$A ∩ B = A ∩ (B' ∩ A)'$ if $A,B ⊆ U$ (universal set)
so to prove it I need to show that both sides are a subset of each other. I did the right side in the following steps:
De Morrigan: $A ∩ (B' ∩ A)' = A ∩ (B'' ∪ A') $
Universal set laws: $A ∩ (B'' ∪ A') = A ∩ (B ∪ A')$
I could have used distribution law but based on how they are not allowing us to use them so they can make each homework harder I went with:
Intersection def: $∀x∈ A ∩ (B ∪ A'), x∈A \,\text{&}\, x∈(B ∪ A')$
$... x∈A \,\text{&}\, x∈B \,\text{or}\, x∈A'$
Universal set laws: $x∈A\,\text{ &}\, x∈B \,\text{or}\, x∉A$
if $x∉A$ it a contradiction with $x∈A$ which means that $x∈B$ is the correct one.
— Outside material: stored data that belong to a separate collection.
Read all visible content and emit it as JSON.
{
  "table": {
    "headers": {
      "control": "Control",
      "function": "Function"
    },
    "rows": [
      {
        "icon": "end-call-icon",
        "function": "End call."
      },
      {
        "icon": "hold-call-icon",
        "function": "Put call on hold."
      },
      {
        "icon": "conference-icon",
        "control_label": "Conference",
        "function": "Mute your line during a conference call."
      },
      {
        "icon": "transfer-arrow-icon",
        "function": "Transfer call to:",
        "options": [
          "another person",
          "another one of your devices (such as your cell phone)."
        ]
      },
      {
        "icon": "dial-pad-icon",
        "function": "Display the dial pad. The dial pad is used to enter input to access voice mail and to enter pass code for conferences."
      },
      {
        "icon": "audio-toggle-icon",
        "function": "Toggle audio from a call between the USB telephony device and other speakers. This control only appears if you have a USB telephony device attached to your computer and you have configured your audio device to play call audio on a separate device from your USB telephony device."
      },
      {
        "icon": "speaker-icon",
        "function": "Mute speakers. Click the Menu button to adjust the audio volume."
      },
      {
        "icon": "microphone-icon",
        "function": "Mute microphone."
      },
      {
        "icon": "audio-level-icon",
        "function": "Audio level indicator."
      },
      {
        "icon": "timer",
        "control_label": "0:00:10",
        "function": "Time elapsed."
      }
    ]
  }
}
thusly we arrive at $x∈A$ & $x∈B \implies x∈A ∩ B \implies A ∩ (B' ∩ A)' ⊆ A ∩ B$.
now for the other side, I tried everything, and the best thing I came out with is:
$A ∩ B \implies A ∩ B ∪ ∅ \implies$
$A ∩ B ∪ ( A ∩ A') \implies A ∩ [B ∪ ( A ∩ A')] \implies$
$A ∩ [(B ∪ A) ∩ ( B ∪ A')] \implies A ∩ [(B ∪ A) ∩ ( B ∪ A')]'' \implies$
$[(B ∪ A)' ∪ ( B ∪ A')']' \implies A ∩ [(B' ∩ A') ∪ ( B' ∩ A)]'$ and from here I spiraled in many ways etc.
SIDENOTE: thank you for your advice regarding deleting the original post and giving more context, it was my first time using the site and I posted it out of desperation at like 5 pm my time.